Conquering The Dreaded White Screen of Death (WordPress)
The scenario: You upgrade WordPress to 3.5.1. All looks fine. You think nothing of it, log out and carry on your day. You try to log into your WordPress site the next day and you see a blank white page. No admin area, no nothing.
You go to the front end of your website, and see the same. The dreaded white screen of death. ARGH!
Don’t. Panic.
This happens from time to time, and the best thing to do is stay calm, and just keep Google-ing your errors and reading a lot of forums until you get your fix. You’ll get there, it’s just perseverance.
When it happened to a client of ours, the dastardly cause was a failed upgrade to WordPress 3.5.1. The upgrade was done through the WordPress admin area. Sometimes failed upgrades can happen if a file corrupts during the upgrade, or fails to properly copy over, or if the connection drops out.

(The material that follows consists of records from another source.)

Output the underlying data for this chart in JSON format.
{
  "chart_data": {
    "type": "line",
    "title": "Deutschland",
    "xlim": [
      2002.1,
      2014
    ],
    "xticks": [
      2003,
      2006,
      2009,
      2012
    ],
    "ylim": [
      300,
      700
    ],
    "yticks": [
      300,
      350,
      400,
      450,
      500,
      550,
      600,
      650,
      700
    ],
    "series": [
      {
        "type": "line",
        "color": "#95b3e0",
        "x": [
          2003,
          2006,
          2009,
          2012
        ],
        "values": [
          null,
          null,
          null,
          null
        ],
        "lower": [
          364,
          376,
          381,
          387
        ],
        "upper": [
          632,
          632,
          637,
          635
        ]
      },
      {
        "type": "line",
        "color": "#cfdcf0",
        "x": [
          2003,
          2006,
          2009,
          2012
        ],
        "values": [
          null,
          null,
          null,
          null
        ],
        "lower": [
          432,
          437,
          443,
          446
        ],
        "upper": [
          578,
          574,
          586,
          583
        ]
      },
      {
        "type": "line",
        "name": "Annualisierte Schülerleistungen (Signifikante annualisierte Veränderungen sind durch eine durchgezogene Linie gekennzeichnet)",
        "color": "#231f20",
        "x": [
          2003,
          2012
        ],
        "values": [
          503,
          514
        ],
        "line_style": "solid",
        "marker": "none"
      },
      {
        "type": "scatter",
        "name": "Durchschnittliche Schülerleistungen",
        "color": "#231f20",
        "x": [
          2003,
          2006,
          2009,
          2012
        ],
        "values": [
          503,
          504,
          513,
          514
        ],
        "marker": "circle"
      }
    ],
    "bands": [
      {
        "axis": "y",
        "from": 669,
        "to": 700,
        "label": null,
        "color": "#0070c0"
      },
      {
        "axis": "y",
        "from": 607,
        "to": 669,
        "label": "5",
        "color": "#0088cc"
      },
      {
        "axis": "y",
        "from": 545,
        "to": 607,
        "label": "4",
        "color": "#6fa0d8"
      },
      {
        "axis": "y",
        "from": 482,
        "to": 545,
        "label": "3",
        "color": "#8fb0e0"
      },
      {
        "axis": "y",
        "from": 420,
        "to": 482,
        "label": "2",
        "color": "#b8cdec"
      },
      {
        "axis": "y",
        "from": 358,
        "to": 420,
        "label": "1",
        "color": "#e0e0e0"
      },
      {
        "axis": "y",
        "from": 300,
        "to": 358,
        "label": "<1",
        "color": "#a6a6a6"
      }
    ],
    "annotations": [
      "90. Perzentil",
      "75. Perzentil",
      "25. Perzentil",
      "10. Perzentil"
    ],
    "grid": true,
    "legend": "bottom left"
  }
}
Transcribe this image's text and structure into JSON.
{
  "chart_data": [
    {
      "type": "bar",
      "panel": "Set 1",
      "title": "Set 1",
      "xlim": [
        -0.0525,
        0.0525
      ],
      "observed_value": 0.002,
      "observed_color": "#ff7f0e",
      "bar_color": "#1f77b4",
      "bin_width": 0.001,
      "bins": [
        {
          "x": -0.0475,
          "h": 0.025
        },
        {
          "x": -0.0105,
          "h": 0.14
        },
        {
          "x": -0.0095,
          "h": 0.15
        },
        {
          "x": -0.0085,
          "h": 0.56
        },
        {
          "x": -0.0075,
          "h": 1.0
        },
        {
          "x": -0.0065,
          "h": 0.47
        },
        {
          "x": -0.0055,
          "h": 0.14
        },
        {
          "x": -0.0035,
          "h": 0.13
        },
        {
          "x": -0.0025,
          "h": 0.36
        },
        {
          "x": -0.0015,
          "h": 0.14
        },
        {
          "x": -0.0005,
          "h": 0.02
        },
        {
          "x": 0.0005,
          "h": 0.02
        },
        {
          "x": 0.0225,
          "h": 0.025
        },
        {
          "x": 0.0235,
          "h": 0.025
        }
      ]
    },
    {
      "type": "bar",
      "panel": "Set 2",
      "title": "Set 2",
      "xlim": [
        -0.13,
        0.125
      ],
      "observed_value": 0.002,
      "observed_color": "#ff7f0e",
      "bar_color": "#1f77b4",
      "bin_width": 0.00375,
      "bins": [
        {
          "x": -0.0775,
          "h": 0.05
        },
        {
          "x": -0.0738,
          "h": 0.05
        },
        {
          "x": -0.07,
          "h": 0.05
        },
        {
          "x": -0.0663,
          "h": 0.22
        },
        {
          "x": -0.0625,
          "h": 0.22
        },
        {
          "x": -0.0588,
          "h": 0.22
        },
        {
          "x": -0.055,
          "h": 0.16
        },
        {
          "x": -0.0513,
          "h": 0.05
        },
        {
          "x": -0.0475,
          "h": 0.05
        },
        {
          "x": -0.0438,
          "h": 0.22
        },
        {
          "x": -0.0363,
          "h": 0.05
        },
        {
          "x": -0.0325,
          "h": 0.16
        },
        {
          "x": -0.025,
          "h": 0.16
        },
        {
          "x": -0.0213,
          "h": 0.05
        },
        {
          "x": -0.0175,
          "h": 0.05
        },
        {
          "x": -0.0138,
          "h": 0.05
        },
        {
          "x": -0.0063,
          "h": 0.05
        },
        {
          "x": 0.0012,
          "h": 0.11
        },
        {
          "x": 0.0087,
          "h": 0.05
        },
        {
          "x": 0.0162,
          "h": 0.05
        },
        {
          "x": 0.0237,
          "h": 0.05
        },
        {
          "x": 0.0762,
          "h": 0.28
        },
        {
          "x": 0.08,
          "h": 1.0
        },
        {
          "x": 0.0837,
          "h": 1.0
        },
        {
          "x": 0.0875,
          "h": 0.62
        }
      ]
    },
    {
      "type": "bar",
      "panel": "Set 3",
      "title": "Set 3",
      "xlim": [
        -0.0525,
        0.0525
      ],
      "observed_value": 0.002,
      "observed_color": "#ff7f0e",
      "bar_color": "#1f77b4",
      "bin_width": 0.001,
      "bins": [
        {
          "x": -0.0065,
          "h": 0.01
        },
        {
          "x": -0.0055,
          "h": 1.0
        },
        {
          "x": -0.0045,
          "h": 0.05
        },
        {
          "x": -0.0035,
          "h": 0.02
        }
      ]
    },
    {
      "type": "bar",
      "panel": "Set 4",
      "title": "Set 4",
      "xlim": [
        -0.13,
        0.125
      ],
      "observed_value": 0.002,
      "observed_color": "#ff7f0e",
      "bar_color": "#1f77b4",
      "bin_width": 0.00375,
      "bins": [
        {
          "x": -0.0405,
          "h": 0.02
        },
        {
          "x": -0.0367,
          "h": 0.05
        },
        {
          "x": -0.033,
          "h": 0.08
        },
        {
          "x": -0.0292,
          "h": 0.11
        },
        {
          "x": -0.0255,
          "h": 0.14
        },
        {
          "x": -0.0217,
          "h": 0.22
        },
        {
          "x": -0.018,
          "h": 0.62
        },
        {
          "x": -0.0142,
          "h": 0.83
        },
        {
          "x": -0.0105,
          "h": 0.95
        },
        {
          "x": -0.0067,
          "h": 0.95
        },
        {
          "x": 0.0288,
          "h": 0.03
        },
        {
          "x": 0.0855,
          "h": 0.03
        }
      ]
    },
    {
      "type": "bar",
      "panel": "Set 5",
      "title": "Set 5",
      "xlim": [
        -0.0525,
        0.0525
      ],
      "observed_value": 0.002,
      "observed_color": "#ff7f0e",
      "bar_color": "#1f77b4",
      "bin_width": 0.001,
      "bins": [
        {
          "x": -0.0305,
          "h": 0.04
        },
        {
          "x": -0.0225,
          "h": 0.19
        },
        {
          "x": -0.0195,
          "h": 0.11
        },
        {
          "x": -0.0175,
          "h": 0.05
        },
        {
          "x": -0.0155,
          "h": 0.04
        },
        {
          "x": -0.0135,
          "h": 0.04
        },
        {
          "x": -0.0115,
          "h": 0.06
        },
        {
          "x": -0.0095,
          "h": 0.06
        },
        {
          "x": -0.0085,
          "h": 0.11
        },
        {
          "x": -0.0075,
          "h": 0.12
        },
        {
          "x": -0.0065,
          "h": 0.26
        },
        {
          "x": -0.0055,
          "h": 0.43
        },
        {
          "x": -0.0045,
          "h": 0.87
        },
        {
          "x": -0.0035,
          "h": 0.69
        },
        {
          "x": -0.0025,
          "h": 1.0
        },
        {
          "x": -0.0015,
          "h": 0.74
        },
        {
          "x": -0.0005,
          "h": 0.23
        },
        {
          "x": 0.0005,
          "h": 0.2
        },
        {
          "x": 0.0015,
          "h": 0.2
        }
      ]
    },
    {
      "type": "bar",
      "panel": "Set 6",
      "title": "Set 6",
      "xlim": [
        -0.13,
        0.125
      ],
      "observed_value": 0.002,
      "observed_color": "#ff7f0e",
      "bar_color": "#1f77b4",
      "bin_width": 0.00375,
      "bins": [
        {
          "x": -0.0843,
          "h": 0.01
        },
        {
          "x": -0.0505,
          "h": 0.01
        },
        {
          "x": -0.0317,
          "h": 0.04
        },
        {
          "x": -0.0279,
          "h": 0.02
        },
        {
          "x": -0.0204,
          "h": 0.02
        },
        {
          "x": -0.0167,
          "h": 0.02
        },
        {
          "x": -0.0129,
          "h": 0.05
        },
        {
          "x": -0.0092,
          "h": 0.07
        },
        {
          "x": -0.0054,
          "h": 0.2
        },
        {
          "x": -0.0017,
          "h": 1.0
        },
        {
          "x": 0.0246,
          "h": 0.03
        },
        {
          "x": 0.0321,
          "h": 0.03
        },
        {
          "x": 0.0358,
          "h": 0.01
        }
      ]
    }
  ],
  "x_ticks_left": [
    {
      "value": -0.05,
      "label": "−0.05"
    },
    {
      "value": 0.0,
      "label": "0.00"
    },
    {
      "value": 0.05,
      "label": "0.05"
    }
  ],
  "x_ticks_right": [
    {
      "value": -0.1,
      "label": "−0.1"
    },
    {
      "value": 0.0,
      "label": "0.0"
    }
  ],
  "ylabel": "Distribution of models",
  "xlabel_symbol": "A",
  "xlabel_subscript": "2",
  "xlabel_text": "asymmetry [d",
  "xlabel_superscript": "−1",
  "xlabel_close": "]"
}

Now it’s time for troubleshooting mode.
- Switch on debug mode (there’s nothing worse than working with a blank webpage that is giving you no errors and no feedback). In your wp_config.php file change define(‘WP_DEBUG, false); to the below, or add the below line if it’s not already there.
define('WP_DEBUG', true);
- Refresh your admin area and front end website and see what errors are now popping up.
- Google these errors and see what solutions are working for other users (the causes of the blank screen of death are so varied, that it’s best to learn from others experiences).
- Lather, rinse, repeat.
Now, here’s what worked for our client’s particular situation. We had to piece together bits and pieces from other forums, but in after a LOT of investigation, reading and testing, hopefully the below will spare some of you the associated grey hair.
- Complete the first 3 steps above
- Via FTP, open the readme.html file that should be living in the root (along with wp-config.php, etc). Check that the WordPress version in the readme.html file is the same as the one you were trying to upgrade to. NOTE: for security reasons the readme.html file should always be manually deleted following a successful upgrade.
- Download to your local machine the version of WordPress that is showing in the readme.html file above.
- Unzip
- Via FTP (Filezilla or similar), rename your wp-admin and wp-includes folders
- Copy your newly unzipped wp-admin and wp-includes folders over to your site
- Rename your wp-settings.php file
- Copy your newly unzipped wp-settings.php file over to your site
- Check if you can now access your site
- If yes, then hooray! Switch off debug mode (see switching on debug mode instructions above), and enjoy the rest of your day, knowing that you took on the white screen of death and won, my friend.
- If no, then Google any errors that are still appearing and read through the forums for solutions.
Generally the causes are:
- Botched/failed upgrades
- Plugins causing havoc
- Templates causing havoc
Persevere and ye shall be victorious!